Diana paused for a moment, then stepped around the horse, giving it a wide berth. As she neared the edge of the wood, she caught a flash of something pale out of the corner of her eye.
She moved closer, realizing suddenly how vulnerable she was, here in the open without her weapons, wearing only pajamas. How had she agreed to this? What had Gwyn said to convince her?
I saw who you are.
She pushed the words to the back of her mind, reaching a hand out to steady herself on the slender trunk of a linden. Her eyes saw before her mind could process: a bizarre sight, a circle of blasted nothingness in the center of Brocelind. Land like ash, trees burned to stumps, as if acid had charred away everything living.
"By the Angel," she whispered.
"It is blight." Gwyn spoke from behind her, his big shoulders taut with tension, his jaw set. "I have seen this before only in Faerie. It is the mark of a great dark magic."
There were burned places, white as ash, like the surface of the moon.
Diana gripped the tree trunk harder. "Take me back," she said. "I need to return to Alicante."
21
THE EYE UNCLOSED
Mark sat on the edge of his bed, examining his wrist. The wound that wrapped it appeared darker, crusted with blood at the edges, and the bruises that radiated out from it shaded from deep red to purple.
"Let me bandage it," Kieran said. He sat on the nightstand, his feet half pulled up under him. His hair was tangled and he was barefoot. It looked as if a wild creature had alighted on some piece of civilization: a hawk balancing on the head of a statue. "At least let me do that for you."
"Bandaging it won't help," Mark said. "Like Magnus said-it won't heal until the spell's off."
"Then do it for me. I cannot bear looking at it."
Mark looked at Kieran in surprise. In the Wild Hunt, they had seen their fair share of injuries and blood, and Kieran had never been squeamish.

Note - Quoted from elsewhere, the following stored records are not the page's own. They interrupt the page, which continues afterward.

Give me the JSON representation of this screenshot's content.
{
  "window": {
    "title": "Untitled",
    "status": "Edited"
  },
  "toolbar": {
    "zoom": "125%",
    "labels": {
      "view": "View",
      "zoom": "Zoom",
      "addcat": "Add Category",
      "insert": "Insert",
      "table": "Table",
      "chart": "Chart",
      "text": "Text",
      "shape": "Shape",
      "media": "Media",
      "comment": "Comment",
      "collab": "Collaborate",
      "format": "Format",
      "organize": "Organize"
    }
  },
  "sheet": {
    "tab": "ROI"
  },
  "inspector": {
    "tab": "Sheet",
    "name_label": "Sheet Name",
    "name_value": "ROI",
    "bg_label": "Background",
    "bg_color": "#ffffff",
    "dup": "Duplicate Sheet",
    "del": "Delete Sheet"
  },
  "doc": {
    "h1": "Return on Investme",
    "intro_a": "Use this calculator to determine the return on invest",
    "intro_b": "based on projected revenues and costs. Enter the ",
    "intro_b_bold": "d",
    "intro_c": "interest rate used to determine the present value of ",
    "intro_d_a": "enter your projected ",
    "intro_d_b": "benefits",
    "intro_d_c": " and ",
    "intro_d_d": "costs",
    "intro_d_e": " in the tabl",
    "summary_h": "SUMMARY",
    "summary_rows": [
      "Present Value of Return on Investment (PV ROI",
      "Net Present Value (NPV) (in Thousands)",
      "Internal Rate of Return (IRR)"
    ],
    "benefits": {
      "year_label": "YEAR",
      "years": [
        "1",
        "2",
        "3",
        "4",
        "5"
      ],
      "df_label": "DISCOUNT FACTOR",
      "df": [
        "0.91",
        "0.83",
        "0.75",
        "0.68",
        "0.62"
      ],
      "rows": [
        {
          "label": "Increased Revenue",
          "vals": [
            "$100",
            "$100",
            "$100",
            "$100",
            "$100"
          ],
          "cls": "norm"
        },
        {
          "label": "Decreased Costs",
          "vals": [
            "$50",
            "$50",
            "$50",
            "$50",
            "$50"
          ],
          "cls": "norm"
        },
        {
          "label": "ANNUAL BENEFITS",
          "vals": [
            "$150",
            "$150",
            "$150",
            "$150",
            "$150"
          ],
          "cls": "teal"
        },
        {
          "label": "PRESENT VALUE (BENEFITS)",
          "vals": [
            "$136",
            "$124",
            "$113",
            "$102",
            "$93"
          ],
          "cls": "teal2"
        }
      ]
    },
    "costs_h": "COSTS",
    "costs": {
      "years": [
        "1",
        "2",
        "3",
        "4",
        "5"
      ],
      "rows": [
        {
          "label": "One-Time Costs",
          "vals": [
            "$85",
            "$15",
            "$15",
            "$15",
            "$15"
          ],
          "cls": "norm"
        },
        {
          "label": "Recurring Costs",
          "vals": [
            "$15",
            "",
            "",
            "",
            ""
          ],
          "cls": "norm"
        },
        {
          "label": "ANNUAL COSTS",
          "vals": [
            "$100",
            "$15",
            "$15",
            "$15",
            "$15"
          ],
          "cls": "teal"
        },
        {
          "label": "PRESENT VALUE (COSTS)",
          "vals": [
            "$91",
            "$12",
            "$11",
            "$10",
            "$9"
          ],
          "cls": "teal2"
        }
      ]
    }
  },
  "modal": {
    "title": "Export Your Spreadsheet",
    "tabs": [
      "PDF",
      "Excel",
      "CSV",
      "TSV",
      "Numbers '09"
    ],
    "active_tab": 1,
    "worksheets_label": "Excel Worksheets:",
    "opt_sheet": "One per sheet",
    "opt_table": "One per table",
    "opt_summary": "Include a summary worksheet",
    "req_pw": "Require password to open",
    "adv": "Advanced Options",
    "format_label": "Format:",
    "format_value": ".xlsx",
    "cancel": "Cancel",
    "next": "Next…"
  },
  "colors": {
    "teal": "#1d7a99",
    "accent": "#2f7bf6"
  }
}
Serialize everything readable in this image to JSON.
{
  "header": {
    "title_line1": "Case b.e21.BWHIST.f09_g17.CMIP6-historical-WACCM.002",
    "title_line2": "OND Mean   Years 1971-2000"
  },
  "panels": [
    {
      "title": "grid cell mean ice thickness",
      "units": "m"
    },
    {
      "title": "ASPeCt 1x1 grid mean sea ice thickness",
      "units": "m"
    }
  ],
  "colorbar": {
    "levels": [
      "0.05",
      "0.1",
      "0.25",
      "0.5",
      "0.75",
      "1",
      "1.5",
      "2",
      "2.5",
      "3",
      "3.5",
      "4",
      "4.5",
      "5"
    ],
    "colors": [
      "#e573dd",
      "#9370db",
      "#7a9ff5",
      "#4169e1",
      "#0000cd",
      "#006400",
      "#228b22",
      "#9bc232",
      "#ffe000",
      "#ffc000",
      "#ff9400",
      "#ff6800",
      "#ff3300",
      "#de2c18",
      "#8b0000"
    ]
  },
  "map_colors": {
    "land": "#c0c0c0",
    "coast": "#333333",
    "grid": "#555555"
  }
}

"There are bandages in there." Mark indicated the drawer of the nightstand. He watched as Kieran hopped down and retrieved what he needed, then returned to the bed and to him.
Kieran sat down and took Mark's wrist. His hands were clever and capable, blunt-nailed, calloused from years of fighting and riding. (Cristina's hands were calloused, too, but her wrists and fingertips were smooth and soft. Mark remembered the feel of them against his cheek in the faerie grove.)
"You are so distant, Mark," Kieran said. "Further from me now than you were when I was in Faerie and you were in the human world."
Mark looked steadfastly at his wrist, now wrapped in a bracelet of bandage. Kieran tied the knot expertly and set the box aside. "You can't stay here forever, Kier," Mark said. "And when you go, we will be separated. I can't not think about that."
Kieran gave a soft, impatient noise and flopped down on the bed, among the sheets. The blankets were already flung onto the floor. With his black hair tangled against the white linen, his body sprawled out with no regard for human modesty-his shirt had ridden up to the bottom of his rib cage, and his legs were flung wide apart-Kieran looked even more of a wild creature. "Come with me, then," he said. "Stay with me. I saw the look on your face when you saw the horses of the Hunt. You would do anything to ride again."
Suddenly furious, Mark leaned down over him. "Not anything," he said. His voice throbbed with low anger.
Kieran gave a slight hiss. He caught at Mark's shirt. "There," he said. "Be angry with me, Mark Blackthorn. Shout at me. Feel something."
Mark stayed where he was, frozen, just above Kieran. "You think I don't feel?" he said, incredulously.
Something flickered in Kieran's eyes. "Put your hands on me," he said, and Mark did, feeling helpless to stop himself. Kieran clutched at the sheets as Mark touched him, pulling at his shirt, snapping the buttons. He moved his hands over Kieran's body, as he had done on countless nights before, and a slow flame began in his own chest, the memory of desire becoming the immediate present.